Het nieuwe televisieseizoen is begonnen, en menig huiskamer transformeert weer in een strijdperk. Want laten we eerlijk zijn: er is maar één troon, en dat is de plek op de bank met de afstandsbediening binnen handbereik. Maar wie zit er op die troon? En belangrijker nog, wie zwaait de scepter?
Voor veel mannen van 50 jaar en ouder is de afstandsbediening een heilig object.
Het is geen gadget, maar een symbool van controle. “Ik bepaal wat er wordt gekeken,” zegt Kees (54), terwijl hij resoluut doorklikt langs voetbalwedstrijden, natuurdocumentaires en obscure misdaadseries. Zijn vrouw Marga rolt ondertussen geïrriteerd met haar ogen. “Elke keer als ik iets op wil zetten, is het net alsof ik toestemming moet vragen. Alsof ik de afstandsbediening even mag lenen, zoals je vroeger de auto van je ouders vroeg.”
Er lijkt een soort ongeschreven wet te bestaan: de man heeft recht op de afstandsbediening, en dat recht wordt zelden betwist. Maar waarom eigenlijk? Psychologen wijzen erop dat dit misschien een manier is waarop mannen controle proberen te houden in een wereld die steeds complexer wordt. “Het is een klein stukje macht dat ze nog hebben,” grapt relatietherapeut Hans van Dongen. “Ze kunnen niet altijd bepalen hoe het op werk gaat, maar wel of ze naar Studio Sport kijken of naar die vreselijke realityshows.”

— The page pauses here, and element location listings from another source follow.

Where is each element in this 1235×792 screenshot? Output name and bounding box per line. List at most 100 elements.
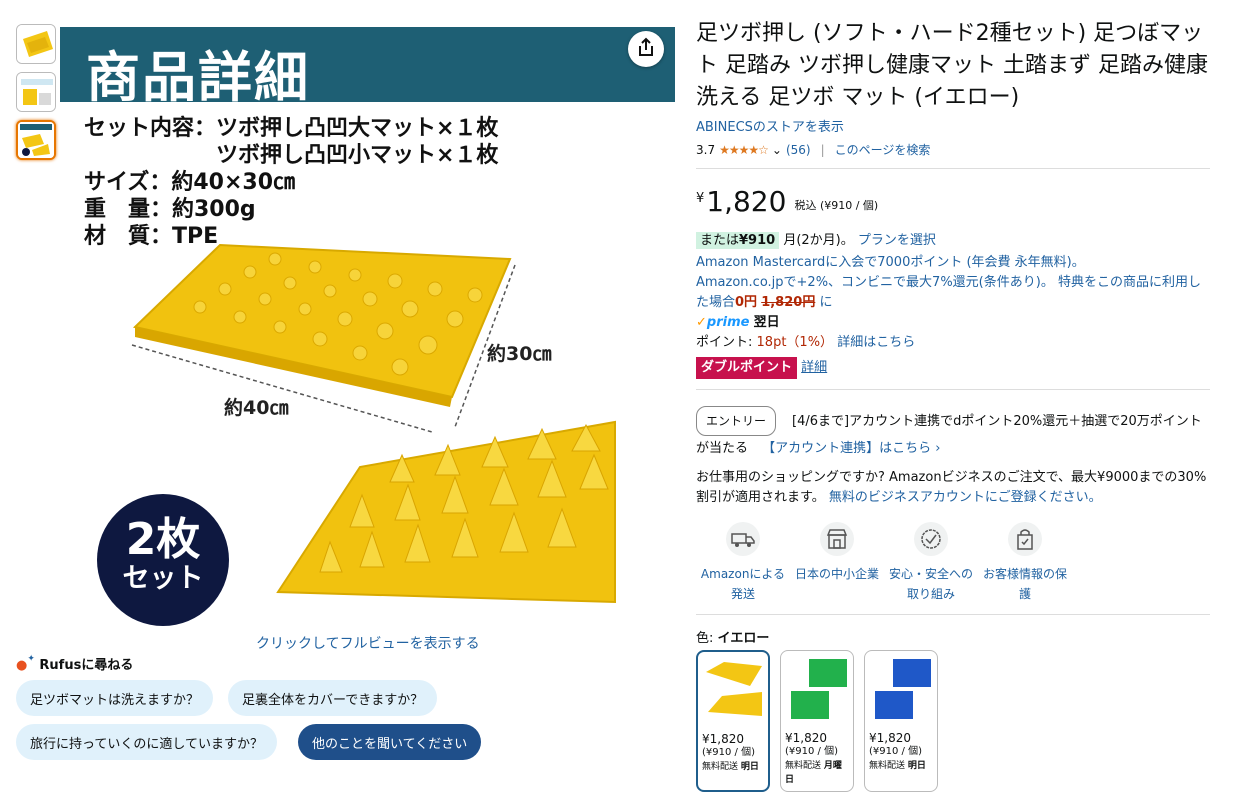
installment-row: または¥910 月(2か月)。 プランを選択 <box>696 231 1211 251</box>
entry-button[interactable]: エントリー <box>696 406 777 436</box>
feature-label: Amazonによる発送 <box>700 567 786 601</box>
spec-line: ツボ押し凸凹小マット×１枚 <box>84 143 499 168</box>
points-label: ポイント: <box>696 335 753 350</box>
rufus-question-chip[interactable]: 旅行に持っていくのに適していますか？ <box>16 724 277 760</box>
swatch-per-unit: (¥910 / 個) <box>702 747 755 758</box>
product-title: 足ツボ押し (ソフト・ハード2種セット) 足つぼマット 足踏み ツボ押し健康マッ… <box>696 21 1208 110</box>
spec-line: 材 質：TPE <box>84 224 219 249</box>
swatch-blue[interactable]: ¥1,820 (¥910 / 個) 無料配送 明日 <box>864 650 938 792</box>
divider <box>696 168 1210 169</box>
truck-icon <box>726 522 760 556</box>
color-selector-label: 色: イエロー <box>696 627 1211 646</box>
store-icon <box>820 522 854 556</box>
double-point-detail-link[interactable]: 詳細 <box>801 360 827 375</box>
swatch-yellow[interactable]: ¥1,820 (¥910 / 個) 無料配送 明日 <box>696 650 770 792</box>
rufus-ask-other-button[interactable]: 他のことを聞いてください <box>298 724 482 760</box>
rating-value: 3.7 <box>696 142 716 157</box>
color-swatches: ¥1,820 (¥910 / 個) 無料配送 明日 ¥1,820 (¥910 / 個)… <box>696 650 1211 792</box>
spec-text: セット内容：ツボ押し凸凹大マット×１枚 ツボ押し凸凹小マット×１枚 サイズ：約40… <box>84 115 498 250</box>
plan-select-link[interactable]: プランを選択 <box>858 233 936 248</box>
banner-title: 商品詳細 <box>86 46 310 109</box>
swatch-green[interactable]: ¥1,820 (¥910 / 個) 無料配送 月曜日 <box>780 650 854 792</box>
store-link[interactable]: ABINECSのストアを表示 <box>696 116 1211 135</box>
installment-suffix: 月(2か月)。 <box>783 233 854 248</box>
points-detail-link[interactable]: 詳細はこちら <box>837 335 915 350</box>
campaign-row: エントリー [4/6まで]アカウント連携でdポイント20%還元＋抽選で20万ポイン… <box>696 406 1211 462</box>
rufus-question-chip[interactable]: 足裏全体をカバーできますか？ <box>228 680 438 716</box>
share-button[interactable] <box>628 31 664 67</box>
cashback-original: 1,820円 <box>761 295 816 310</box>
prime-row: ✓prime 翌日 <box>696 313 1211 333</box>
installment-amount: ¥910 <box>739 233 776 248</box>
price-row: ¥ 1,820 税込 (¥910 / 個) <box>696 187 1211 217</box>
badge-line2: セット <box>122 563 204 594</box>
feature-item[interactable]: 安心・安全への取り組み <box>884 522 978 604</box>
swatch-ship-day: 明日 <box>907 761 926 771</box>
prime-logo: prime <box>706 315 750 330</box>
badge-check-icon <box>914 522 948 556</box>
tax-note: 税込 (¥910 / 個) <box>794 199 879 212</box>
thumbnail-2[interactable] <box>16 72 56 112</box>
feature-icons: Amazonによる発送 日本の中小企業 安心・安全への取り組み お客様情報の保護 <box>696 522 1211 604</box>
points-value: 18pt（1%） <box>756 335 834 350</box>
swatch-price: ¥1,820 <box>785 731 827 745</box>
rufus-heading: ●✦ Rufusに尋ねる <box>16 654 134 673</box>
rufus-icon: ● <box>16 658 28 673</box>
swatch-image <box>869 655 933 723</box>
swatch-image <box>702 656 764 724</box>
color-label: 色: <box>696 631 714 646</box>
divider <box>696 614 1210 615</box>
feature-label: 日本の中小企業 <box>794 567 879 581</box>
prime-check-icon: ✓ <box>696 315 707 330</box>
account-link[interactable]: 【アカウント連携】はこちら › <box>762 441 940 456</box>
mastercard-link[interactable]: Amazon Mastercardに入会で7000ポイント (年会費 永年無料)… <box>696 253 1211 273</box>
star-rating-icon[interactable]: ★★★★☆ <box>719 143 769 157</box>
business-row: お仕事用のショッピングですか? Amazonビジネスのご注文で、最大¥9000ま… <box>696 468 1211 508</box>
divider <box>696 389 1210 390</box>
rufus-title: Rufusに尋ねる <box>39 658 134 673</box>
feature-label: お客様情報の保護 <box>982 567 1067 601</box>
spec-line: 重 量：約300g <box>84 197 256 222</box>
price-value: 1,820 <box>706 185 787 218</box>
installment-tag: または¥910 <box>696 232 780 249</box>
product-info-panel: 足ツボ押し (ソフト・ハード2種セット) 足つぼマット 足踏み ツボ押し健康マッ… <box>696 18 1211 792</box>
thumbnail-strip <box>16 24 56 168</box>
chevron-down-icon[interactable]: ⌄ <box>772 143 782 157</box>
rufus-question-chip[interactable]: 足ツボマットは洗えますか？ <box>16 680 214 716</box>
prime-delivery: 翌日 <box>753 315 780 330</box>
feature-label: 安心・安全への取り組み <box>888 567 973 601</box>
business-link[interactable]: 無料のビジネスアカウントにご登録ください。 <box>829 490 1102 505</box>
lock-bag-icon <box>1008 522 1042 556</box>
swatch-ship-day: 明日 <box>740 762 759 772</box>
installment-prefix: または <box>700 233 740 248</box>
swatch-shipping: 無料配送 <box>785 761 822 771</box>
points-row: ポイント: 18pt（1%） 詳細はこちら <box>696 333 1211 353</box>
badge-line1: 2枚 <box>125 514 201 565</box>
cashback-row: Amazon.co.jpで+2%、コンビニで最大7%還元(条件あり)。 特典をこ… <box>696 273 1211 313</box>
spec-line: サイズ：約40×30㎝ <box>84 170 296 195</box>
thumbnail-3-selected[interactable] <box>16 120 56 160</box>
feature-item[interactable]: 日本の中小企業 <box>790 522 884 604</box>
swatch-price: ¥1,820 <box>702 732 744 746</box>
swatch-shipping: 無料配送 <box>869 761 906 771</box>
dimension-width: 約40㎝ <box>224 397 289 419</box>
search-page-link[interactable]: このページを検索 <box>835 141 931 158</box>
image-banner: 商品詳細 <box>60 27 675 109</box>
cashback-end: に <box>819 295 833 310</box>
double-point-badge: ダブルポイント <box>696 357 798 379</box>
swatch-per-unit: (¥910 / 個) <box>869 746 922 757</box>
double-point-row: ダブルポイント 詳細 <box>696 357 1211 379</box>
thumbnail-1[interactable] <box>16 24 56 64</box>
share-icon <box>637 37 655 61</box>
fullview-link[interactable]: クリックしてフルビューを表示する <box>256 633 480 653</box>
swatch-price: ¥1,820 <box>869 731 911 745</box>
feature-item[interactable]: お客様情報の保護 <box>978 522 1072 604</box>
price-symbol: ¥ <box>696 191 705 206</box>
feature-item[interactable]: Amazonによる発送 <box>696 522 790 604</box>
two-piece-badge: 2枚 セット <box>97 494 229 626</box>
main-product-image[interactable]: 商品詳細 セット内容：ツボ押し凸凹大マット×１枚 ツボ押し凸凹小マット×１枚 サイ… <box>60 27 680 630</box>
swatch-image <box>785 655 849 723</box>
rating-row: 3.7 ★★★★☆ ⌄ (56) | このページを検索 <box>696 141 931 158</box>
cashback-zero: 0円 <box>735 295 758 310</box>
rating-count-link[interactable]: (56) <box>786 143 811 157</box>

Maar er zijn steeds meer tekenen dat de vrouwen in opstand komen. “We hebben nu een tweede tv,” zegt Marga triomfantelijk. “Hij kan lekker in de woonkamer naar zijn docu’s kijken, terwijl ik boven geniet van Heel Holland Bakt.” Is dit het einde van de heerschappij van de vijftigplusser over de afstandsbediening? Waarschijnlijk niet. Maar de strijd is nog lang niet gestreden.